The idea behind a tubular neighborhood can be explained in a simple example. Consider a smooth curve in the plane without self-intersections. On each point on the curve draw a line perpendicular to the curve. Unless the curve is straight, these lines will intersect among themselves in a rather complicated fashion. However, if one looks only in a narrow band around the curve, the portions of the lines in that band will not intersect, and will cover the entire band without gaps. This band is a tubular neighborhood.

In general, let S be a submanifold of a manifold M, and let N be the normal bundle of S in M. Here S plays the role of the curve and M the role of the plane containing the curve. Consider the natural map
$i : N_0 \to S$
which establishes a bijective correspondence between the zero section $N_0$ of N and the submanifold S of M. An extension j of this map to the entire normal bundle N with values in M such that $j(N)$ is an open set in M and j is a homeomorphism between N and $j(N)$ is called a tubular neighbourhood.

Often one calls the open set $T = j(N),$ rather than j itself, a tubular neighbourhood of S, it is assumed implicitly that the homeomorphism j mapping N to T exists.

== Normal tube ==

A normal tube to a smooth curve is a manifold defined as the union of all discs such that
- all the discs have the same fixed radius;
- the center of each disc lies on the curve; and
- each disc lies in a plane normal to the curve where the curve passes through that disc's center.

== Formal definition ==

Let $S \subseteq M$ be smooth manifolds.
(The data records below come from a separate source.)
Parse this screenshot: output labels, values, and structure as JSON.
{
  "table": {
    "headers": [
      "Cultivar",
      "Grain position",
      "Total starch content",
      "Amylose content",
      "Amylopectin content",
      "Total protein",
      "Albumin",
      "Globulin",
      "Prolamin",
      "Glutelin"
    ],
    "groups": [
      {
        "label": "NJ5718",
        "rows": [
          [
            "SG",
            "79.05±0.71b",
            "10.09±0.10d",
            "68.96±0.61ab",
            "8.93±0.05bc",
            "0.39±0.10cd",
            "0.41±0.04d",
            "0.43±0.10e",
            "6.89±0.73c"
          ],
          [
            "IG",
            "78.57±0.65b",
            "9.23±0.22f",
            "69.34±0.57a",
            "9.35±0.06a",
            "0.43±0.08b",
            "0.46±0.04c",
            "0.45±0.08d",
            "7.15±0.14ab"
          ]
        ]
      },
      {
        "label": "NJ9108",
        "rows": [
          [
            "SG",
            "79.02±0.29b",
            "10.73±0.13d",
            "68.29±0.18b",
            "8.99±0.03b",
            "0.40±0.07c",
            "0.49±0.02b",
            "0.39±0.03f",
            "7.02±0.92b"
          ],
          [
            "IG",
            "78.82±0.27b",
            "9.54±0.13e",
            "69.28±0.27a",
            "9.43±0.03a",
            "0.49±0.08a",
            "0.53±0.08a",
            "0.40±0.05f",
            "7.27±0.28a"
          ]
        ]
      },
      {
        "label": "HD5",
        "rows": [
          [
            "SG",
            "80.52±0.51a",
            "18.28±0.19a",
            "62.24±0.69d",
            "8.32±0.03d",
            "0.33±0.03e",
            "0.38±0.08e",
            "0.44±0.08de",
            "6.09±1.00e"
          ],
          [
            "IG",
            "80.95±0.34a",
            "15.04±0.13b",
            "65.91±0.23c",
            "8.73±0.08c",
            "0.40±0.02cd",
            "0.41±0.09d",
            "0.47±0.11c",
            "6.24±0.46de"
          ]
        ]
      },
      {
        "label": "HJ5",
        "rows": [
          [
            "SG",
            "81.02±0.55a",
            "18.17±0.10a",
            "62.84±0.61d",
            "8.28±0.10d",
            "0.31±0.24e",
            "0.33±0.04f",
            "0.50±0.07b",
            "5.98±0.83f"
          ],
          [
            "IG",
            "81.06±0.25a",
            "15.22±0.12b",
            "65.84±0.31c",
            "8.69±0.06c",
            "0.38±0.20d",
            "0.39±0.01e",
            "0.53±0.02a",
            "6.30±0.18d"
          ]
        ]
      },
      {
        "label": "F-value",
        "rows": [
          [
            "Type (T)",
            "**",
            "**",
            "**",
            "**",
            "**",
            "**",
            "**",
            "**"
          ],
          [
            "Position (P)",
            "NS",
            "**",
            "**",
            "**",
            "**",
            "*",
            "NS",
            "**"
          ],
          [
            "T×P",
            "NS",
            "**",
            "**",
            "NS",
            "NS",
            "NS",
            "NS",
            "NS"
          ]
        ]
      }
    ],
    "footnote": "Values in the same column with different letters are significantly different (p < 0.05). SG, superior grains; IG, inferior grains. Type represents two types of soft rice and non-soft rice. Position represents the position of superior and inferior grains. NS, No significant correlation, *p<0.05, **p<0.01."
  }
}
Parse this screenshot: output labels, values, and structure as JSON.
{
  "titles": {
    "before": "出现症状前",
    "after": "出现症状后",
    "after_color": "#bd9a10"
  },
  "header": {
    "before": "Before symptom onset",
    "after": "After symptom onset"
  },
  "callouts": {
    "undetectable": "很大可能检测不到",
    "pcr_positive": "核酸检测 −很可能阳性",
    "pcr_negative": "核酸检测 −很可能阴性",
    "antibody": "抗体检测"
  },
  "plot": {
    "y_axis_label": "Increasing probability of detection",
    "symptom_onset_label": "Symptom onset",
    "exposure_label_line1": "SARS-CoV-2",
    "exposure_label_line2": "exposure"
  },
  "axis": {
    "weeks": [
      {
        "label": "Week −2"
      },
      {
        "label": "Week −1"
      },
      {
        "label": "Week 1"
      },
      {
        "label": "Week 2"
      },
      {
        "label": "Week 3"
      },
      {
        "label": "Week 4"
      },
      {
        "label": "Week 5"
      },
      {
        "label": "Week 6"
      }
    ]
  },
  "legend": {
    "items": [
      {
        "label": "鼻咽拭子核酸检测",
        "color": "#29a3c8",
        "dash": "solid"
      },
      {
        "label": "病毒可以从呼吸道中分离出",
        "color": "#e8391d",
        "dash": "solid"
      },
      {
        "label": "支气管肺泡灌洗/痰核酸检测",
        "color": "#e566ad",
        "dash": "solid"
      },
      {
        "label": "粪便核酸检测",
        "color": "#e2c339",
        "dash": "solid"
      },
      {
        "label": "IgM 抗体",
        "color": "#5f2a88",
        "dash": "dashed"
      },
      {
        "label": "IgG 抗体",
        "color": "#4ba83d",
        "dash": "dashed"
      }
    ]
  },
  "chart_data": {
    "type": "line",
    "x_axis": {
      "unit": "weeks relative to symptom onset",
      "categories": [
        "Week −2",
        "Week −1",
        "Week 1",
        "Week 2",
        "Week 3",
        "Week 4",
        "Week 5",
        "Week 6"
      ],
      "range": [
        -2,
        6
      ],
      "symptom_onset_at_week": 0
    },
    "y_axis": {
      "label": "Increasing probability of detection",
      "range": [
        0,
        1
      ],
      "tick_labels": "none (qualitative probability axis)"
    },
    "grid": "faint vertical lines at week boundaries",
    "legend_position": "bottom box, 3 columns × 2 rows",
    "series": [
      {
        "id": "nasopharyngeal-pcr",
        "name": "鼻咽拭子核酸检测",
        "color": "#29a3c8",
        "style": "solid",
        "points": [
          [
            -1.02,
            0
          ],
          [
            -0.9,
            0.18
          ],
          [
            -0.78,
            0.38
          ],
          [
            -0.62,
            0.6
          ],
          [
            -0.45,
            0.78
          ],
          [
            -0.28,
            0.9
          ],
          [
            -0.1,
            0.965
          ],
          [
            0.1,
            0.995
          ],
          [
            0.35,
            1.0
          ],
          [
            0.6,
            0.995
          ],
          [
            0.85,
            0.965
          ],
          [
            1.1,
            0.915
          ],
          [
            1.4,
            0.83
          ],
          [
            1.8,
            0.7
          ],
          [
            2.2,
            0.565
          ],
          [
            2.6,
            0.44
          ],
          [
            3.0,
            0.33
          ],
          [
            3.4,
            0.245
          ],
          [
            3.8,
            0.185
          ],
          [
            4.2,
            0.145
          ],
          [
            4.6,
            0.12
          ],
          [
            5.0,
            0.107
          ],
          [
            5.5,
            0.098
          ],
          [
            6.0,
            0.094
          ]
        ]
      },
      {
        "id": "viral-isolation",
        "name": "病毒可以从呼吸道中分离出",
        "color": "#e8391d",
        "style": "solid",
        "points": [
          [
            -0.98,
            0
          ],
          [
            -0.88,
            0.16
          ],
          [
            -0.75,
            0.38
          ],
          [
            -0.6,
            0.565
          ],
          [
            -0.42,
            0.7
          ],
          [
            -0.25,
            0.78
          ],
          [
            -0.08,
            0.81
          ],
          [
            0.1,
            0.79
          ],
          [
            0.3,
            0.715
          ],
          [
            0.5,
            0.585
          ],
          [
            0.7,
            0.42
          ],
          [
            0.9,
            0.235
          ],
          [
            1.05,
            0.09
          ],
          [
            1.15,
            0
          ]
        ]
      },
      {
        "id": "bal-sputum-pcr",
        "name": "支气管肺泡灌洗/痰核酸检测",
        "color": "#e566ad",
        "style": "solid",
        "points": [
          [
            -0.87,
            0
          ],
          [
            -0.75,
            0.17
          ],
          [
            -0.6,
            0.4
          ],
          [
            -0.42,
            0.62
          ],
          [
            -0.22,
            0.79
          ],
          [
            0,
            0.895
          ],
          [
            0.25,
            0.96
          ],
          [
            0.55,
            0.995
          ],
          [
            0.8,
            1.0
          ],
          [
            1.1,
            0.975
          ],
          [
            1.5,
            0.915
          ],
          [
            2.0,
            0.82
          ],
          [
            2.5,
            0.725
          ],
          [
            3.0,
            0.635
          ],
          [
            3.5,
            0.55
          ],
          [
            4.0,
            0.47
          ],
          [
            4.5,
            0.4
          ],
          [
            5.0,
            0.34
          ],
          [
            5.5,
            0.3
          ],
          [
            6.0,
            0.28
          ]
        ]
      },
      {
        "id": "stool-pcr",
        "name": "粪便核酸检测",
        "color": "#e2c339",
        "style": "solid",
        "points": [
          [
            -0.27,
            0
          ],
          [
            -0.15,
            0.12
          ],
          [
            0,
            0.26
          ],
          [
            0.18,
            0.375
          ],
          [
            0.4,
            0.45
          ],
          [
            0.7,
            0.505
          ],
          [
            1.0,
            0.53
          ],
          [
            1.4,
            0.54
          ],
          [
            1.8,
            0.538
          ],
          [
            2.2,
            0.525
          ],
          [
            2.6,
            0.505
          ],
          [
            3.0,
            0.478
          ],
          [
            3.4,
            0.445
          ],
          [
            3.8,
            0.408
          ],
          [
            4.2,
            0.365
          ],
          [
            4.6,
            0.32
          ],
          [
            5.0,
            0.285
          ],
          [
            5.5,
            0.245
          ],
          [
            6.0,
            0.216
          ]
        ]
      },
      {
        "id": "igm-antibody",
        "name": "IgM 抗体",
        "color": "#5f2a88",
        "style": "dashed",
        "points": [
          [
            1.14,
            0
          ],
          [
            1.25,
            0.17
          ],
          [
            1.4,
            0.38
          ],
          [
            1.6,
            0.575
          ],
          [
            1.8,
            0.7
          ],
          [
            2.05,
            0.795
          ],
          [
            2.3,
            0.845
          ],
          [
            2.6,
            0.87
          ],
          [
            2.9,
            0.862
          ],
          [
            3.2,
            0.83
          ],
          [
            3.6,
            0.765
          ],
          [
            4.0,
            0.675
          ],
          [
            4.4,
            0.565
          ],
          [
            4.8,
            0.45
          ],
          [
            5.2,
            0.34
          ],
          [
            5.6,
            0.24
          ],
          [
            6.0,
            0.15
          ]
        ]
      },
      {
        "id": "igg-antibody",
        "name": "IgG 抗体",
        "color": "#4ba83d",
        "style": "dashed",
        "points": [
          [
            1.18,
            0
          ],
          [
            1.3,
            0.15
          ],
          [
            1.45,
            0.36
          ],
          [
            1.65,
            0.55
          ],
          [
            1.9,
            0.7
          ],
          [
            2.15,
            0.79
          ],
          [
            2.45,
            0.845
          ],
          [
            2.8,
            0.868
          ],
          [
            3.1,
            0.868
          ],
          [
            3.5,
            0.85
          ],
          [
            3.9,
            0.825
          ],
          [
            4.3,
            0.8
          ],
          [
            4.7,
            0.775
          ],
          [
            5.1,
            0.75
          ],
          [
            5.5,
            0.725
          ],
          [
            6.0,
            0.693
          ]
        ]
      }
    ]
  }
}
A tubular neighborhood of $S$ in $M$ is a vector bundle $\pi: E \to S$ together with a smooth map $J : E \to M$ such that
- $J \circ 0_E = i$ where $i$ is the embedding $S \hookrightarrow M$ and $0_E$ the zero section
- there exists some open sets $U \subseteq E$ and $V \subseteq M$ with $0_E[S] \subseteq U$ and $S \subseteq V$ such that $J\vert_U : U \to V$ is a diffeomorphism.

The normal bundle is a tubular neighborhood and because of the diffeomorphism condition in the second point, all tubular neighborhood have the same dimension, namely (the dimension of the vector bundle considered as a manifold is) that of $M.$

== Generalizations ==

Generalizations of smooth manifolds yield generalizations of tubular neighborhoods, such as regular neighborhoods, or spherical fibrations for Poincaré spaces.

These generalizations are used to produce analogs to the normal bundle, or rather to the stable normal bundle, which are replacements for the tangent bundle (which does not admit a direct description for these spaces).